Thursday, March 26, 2009

US Nationals Sprint Relays: Awesome and Intriuging



I took my son to the US Nationals on Wednesday, after working with the split timing crew on Tuesday. I'm not a huge fan of sprinting (but I still enjoy it!), but this is like sprint-endurance.

Talk about a rugged interval session, try doing 3X 1.5K, mostly all out, 3 times over, during a 2 hour period. We watched the men's semi-final, and both men's and women's finals.
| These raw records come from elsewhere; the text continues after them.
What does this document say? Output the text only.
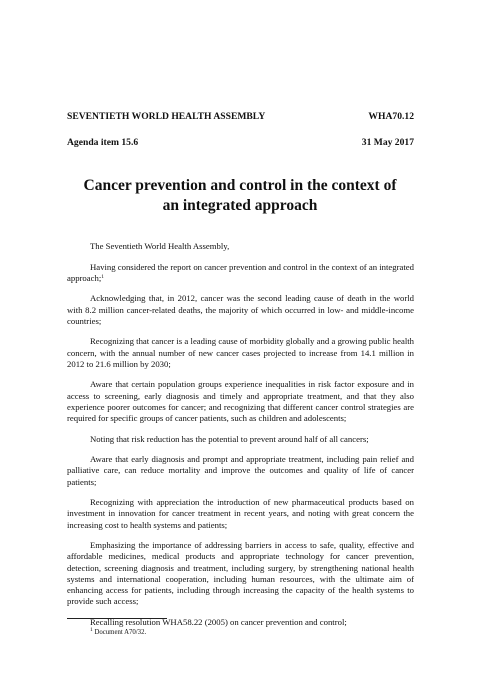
SEVENTIETH WORLD HEALTH ASSEMBLY	WHA70.12
Agenda item 15.6	31 May 2017
Cancer prevention and control in the context of
an integrated approach

The Seventieth World Health Assembly,

Having considered the report on cancer prevention and control in the context of an integrated approach;$^1$

Acknowledging that, in 2012, cancer was the second leading cause of death in the world with 8.2 million cancer-related deaths, the majority of which occurred in low- and middle-income countries;

Recognizing that cancer is a leading cause of morbidity globally and a growing public health concern, with the annual number of new cancer cases projected to increase from 14.1 million in 2012 to 21.6 million by 2030;

Aware that certain population groups experience inequalities in risk factor exposure and in access to screening, early diagnosis and timely and appropriate treatment, and that they also experience poorer outcomes for cancer; and recognizing that different cancer control strategies are required for specific groups of cancer patients, such as children and adolescents;

Noting that risk reduction has the potential to prevent around half of all cancers;

Aware that early diagnosis and prompt and appropriate treatment, including pain relief and palliative care, can reduce mortality and improve the outcomes and quality of life of cancer patients;

Recognizing with appreciation the introduction of new pharmaceutical products based on investment in innovation for cancer treatment in recent years, and noting with great concern the increasing cost to health systems and patients;

Emphasizing the importance of addressing barriers in access to safe, quality, effective and affordable medicines, medical products and appropriate technology for cancer prevention, detection, screening diagnosis and treatment, including surgery, by strengthening national health systems and international cooperation, including human resources, with the ultimate aim of enhancing access for patients, including through increasing the capacity of the health systems to provide such access;

Recalling resolution WHA58.22 (2005) on cancer prevention and control;

$^1$ Document A70/32.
By the time the finals rolled around you could see that most of the athletes were tired, and all but a few (top two or three in each final) were rigged up with lactic acid and such by the last two legs.

In the women's final, five teams established an early break, with a pair of US Ski Team combos and the Swedes exchanging the lead, and the all-Alaskan teams of Kikkan Randall and Katie Ronsse dropping back and catching up, while local homegrown favorites Kate Pearson Arduser and Becca Rorabaugh stayed in contact until the final two or three laps before falling off the pace.

Diminutive Liz Stephen, more of distance skier, put the hurt on the entire field the 4th and 6th laps and managed to force sprint star Randall to work extra hard in a game of catch-up. Randall had 60 meters to make up on the final loop, which was too much after she had pushed hard in the 4th lap. So Stephen held off the CXC team and Swedes to win.





The men's race was tighter, with eight or nine teams still in the hunt until the last couple of laps. The team of Chris Cook and Torin Koos put the hammer down and powered to a conving win, followed the team of Garrot Kuzzy and Leif Zimmerman, just a couple ticks back. In third, a smooth sprinting Lars Flora was looking good to hold off the Canadians until the final turn; he rigged bad but held on to take third with Anders Haugen, less than half a second ahead of the Canadians.